With the latter scenario, if you were to only look at the results the business intelligence provided, you might continue operating business as usual—and then be shocked the next year when performance dropped or wasn’t as high.

With decision intelligence, you would be able to investigate why sales were down across most of your locations and take actions to improve it, including investigating what made the other locations so successful. You could then share this information with other decision makers.

Decision intelligence provides a deeper understanding behind the performance of your business, and it’s because of this that it leads to increased performance.

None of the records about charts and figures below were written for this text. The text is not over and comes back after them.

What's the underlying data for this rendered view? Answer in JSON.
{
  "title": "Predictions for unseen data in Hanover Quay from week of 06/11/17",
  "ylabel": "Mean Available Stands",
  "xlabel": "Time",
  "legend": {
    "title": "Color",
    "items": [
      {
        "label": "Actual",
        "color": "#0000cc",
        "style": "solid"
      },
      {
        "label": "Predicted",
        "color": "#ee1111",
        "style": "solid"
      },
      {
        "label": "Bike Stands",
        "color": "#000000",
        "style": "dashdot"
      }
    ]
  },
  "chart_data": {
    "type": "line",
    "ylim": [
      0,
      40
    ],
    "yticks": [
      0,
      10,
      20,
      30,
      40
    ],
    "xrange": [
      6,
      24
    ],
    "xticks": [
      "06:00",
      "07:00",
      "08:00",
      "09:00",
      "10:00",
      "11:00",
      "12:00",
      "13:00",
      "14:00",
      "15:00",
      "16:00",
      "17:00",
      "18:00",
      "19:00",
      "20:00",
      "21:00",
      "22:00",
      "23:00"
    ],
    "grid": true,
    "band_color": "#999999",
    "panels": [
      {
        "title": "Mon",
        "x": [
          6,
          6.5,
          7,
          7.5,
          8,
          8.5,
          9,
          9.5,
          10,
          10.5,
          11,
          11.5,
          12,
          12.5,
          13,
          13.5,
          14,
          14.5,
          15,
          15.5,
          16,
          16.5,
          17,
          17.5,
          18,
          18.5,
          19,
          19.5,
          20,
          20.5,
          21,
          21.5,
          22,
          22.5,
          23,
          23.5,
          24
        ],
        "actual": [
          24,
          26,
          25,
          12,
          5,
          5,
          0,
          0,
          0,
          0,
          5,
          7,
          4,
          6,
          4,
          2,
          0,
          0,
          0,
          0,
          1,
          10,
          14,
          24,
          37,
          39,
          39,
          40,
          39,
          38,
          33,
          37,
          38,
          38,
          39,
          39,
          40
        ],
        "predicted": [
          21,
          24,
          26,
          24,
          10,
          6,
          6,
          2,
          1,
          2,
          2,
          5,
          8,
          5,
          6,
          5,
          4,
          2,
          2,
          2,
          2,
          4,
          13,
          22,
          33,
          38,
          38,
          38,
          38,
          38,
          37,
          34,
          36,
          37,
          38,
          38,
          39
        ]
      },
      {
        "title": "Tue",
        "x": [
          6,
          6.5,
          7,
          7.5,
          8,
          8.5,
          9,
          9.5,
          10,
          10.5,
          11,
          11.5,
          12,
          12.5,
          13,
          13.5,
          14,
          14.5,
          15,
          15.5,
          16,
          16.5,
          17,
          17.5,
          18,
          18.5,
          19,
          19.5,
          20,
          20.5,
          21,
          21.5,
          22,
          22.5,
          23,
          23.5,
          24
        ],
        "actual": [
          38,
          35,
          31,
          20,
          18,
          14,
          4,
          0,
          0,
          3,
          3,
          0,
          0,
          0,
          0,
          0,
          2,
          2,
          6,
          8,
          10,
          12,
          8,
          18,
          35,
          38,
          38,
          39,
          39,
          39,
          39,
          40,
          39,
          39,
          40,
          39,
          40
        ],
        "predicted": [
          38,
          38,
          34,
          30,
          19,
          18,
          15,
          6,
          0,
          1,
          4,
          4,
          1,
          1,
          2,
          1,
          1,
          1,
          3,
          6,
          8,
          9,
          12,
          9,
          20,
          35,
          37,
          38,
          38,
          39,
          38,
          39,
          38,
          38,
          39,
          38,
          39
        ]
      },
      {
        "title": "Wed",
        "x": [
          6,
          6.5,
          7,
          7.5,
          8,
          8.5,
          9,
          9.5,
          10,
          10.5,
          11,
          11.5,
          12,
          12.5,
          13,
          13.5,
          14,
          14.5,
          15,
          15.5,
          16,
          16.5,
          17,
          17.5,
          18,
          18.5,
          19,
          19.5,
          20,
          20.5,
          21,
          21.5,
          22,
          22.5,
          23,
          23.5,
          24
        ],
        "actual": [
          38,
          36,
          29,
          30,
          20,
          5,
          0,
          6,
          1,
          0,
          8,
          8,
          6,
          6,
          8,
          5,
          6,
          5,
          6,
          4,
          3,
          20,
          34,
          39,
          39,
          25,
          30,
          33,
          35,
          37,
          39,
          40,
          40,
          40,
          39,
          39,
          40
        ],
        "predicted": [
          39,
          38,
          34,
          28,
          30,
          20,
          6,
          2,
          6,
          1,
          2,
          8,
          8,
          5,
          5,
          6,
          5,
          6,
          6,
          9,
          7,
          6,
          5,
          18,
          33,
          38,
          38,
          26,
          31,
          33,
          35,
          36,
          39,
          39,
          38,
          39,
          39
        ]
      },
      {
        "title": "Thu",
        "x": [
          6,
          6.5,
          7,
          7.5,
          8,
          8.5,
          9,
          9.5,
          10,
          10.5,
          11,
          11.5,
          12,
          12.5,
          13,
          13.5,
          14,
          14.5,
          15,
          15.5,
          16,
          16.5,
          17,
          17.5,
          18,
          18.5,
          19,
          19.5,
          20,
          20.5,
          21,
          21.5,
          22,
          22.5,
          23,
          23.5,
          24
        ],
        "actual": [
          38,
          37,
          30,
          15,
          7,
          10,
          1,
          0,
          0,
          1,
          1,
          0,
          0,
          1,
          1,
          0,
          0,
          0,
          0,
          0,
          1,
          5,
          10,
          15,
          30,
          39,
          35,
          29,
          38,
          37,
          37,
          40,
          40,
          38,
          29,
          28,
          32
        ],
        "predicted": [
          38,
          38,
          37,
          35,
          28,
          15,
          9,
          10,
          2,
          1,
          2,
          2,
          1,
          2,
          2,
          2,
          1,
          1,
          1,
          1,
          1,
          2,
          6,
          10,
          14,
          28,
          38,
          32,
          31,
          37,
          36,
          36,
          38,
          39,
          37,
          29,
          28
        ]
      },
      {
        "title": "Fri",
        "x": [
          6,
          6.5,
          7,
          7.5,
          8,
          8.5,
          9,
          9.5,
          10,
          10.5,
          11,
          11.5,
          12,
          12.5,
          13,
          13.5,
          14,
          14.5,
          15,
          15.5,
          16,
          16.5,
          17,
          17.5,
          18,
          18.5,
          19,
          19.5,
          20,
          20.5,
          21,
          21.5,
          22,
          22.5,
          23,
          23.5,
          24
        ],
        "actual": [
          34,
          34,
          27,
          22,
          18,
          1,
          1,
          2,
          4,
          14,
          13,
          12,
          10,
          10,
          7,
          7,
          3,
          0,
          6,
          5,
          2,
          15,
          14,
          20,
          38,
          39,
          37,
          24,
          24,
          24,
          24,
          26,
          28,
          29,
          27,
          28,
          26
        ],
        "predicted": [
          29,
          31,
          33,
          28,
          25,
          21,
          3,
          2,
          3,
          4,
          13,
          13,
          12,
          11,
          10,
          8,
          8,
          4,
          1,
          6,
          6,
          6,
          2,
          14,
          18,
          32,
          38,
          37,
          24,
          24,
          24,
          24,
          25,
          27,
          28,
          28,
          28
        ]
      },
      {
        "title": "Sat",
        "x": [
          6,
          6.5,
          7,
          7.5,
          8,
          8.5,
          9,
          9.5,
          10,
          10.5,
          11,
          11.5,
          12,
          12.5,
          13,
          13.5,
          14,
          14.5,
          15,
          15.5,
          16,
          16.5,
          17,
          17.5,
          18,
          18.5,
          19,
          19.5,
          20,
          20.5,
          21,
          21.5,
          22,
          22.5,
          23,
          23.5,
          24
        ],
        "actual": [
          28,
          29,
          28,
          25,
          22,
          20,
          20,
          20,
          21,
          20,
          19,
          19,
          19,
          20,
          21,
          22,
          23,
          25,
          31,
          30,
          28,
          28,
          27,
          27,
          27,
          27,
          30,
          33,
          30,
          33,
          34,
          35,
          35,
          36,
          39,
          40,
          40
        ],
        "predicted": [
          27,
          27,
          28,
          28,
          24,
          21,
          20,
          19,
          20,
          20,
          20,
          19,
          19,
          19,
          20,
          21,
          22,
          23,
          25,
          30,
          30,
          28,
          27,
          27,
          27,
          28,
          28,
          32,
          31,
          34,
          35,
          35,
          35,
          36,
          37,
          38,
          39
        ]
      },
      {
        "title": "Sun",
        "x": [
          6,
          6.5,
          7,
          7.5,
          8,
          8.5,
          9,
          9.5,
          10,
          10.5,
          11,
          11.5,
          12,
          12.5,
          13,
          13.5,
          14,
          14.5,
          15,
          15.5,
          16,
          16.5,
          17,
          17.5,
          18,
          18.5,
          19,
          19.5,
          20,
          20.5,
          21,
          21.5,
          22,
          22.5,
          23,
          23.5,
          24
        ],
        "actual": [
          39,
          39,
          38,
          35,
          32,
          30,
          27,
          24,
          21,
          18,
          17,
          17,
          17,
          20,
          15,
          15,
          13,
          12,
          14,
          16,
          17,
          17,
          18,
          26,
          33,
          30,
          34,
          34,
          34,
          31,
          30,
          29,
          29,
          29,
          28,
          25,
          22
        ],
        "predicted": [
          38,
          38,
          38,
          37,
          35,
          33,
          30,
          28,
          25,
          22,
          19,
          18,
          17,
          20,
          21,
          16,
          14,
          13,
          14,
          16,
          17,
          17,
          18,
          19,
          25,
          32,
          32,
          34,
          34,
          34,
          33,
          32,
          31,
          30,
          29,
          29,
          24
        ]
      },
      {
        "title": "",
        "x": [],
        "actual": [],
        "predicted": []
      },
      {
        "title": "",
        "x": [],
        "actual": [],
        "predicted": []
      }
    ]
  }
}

Other examples of decision intelligence improving business decisions include:

General Business Functions

  • Customer Segmentation: Classifying customers based on demographic, behavioral, and transactional data to determine which products and services to offer them
  • Churn Prediction: Using historical customer data to predict which customers are likely to stop doing business with you
  • Marketing Campaign Optimization: Analyzing customer data to determine the most effective marketing campaigns to target specific customer segments

Finance

  • Credit Scoring: Evaluating a loan applicant’s creditworthiness based on their financial history and current financial status to provide you with recommended actions
  • Fraud Detection: Identifying potentially fraudulent transactions based on pattern recognition and machine learning algorithms
  • Portfolio Optimization: Determining the optimal investment portfolio for a financial institution based on market trends, risk tolerance, and investment goals

Supply Chain

  • Demand Forecasting: Predicting future demand for a product based on historical sales data, economic indicators, and customer trends
  • Inventory Management: Optimizing inventory levels to ensure that products are available when customers want them while minimizing waste and obsolescence
  • Route Optimization: Finding the most efficient routes for delivery trucks to take based on traffic, delivery time windows, and fuel costs

Public Sector

  • Social Service Allocation: Predicting which communities are most in need of social services and allocating resources accordingly
  • Healthcare Resource Planning: Forecasting future demand for healthcare services to ensure that hospitals and clinics have the resources they need to meet patient needs
  • Emergency Response Planning: Predicting the impact of natural disasters and other emergencies on a community and planning resources accordingly to respond to those impacts

Benefits of Decision Intelligence

While the primary outcome of decision intelligence is to improve decision-making, using it can improve other aspects of your business. Some use cases include:

  • Improved Accuracy: The use of multiple data sources, data science, and algorithms delivers information that helps you make accurate and confident decisions, which also reduces the risk and potential bias anyone might introduce during the decision-making process
  • Increased Speed: When you automate business processes, it can help you make decisions much faster than traditional methods, which is always crucial to staying ahead of your competition
  • Better Data-Driven Insights: When you have data and confidence scores with predicted outcomes, you can shift your decision-making away from gut- or experience-based decisions and focus on the data (which might go against what your experience tells you)
  • Enhanced Customer Experience: Businesses depend on their customers and the businesses that make smarter decisions can provide better customer experiences, starting with offering personalized offers and products
  • Increased Cost Savings: More efficient shipping routes, accurate materials projects, and faster-go-to-market launches all mean streamlined processes, increased cost savings, and more revenue
  • Digital Transformation: The need for centralized data sets and assets needed to carry out analytic workflows and support decision models naturally leads to the digitization and democratization of data sources, data warehouses, data lakes, and analytics

Conclusion

Decision intelligence can help you improve business outcomes by creating a data-driven decision-making process. The use of machine learning, AI, and data science provide insights to help you understand past performance and the actions you can take to improve future outcomes.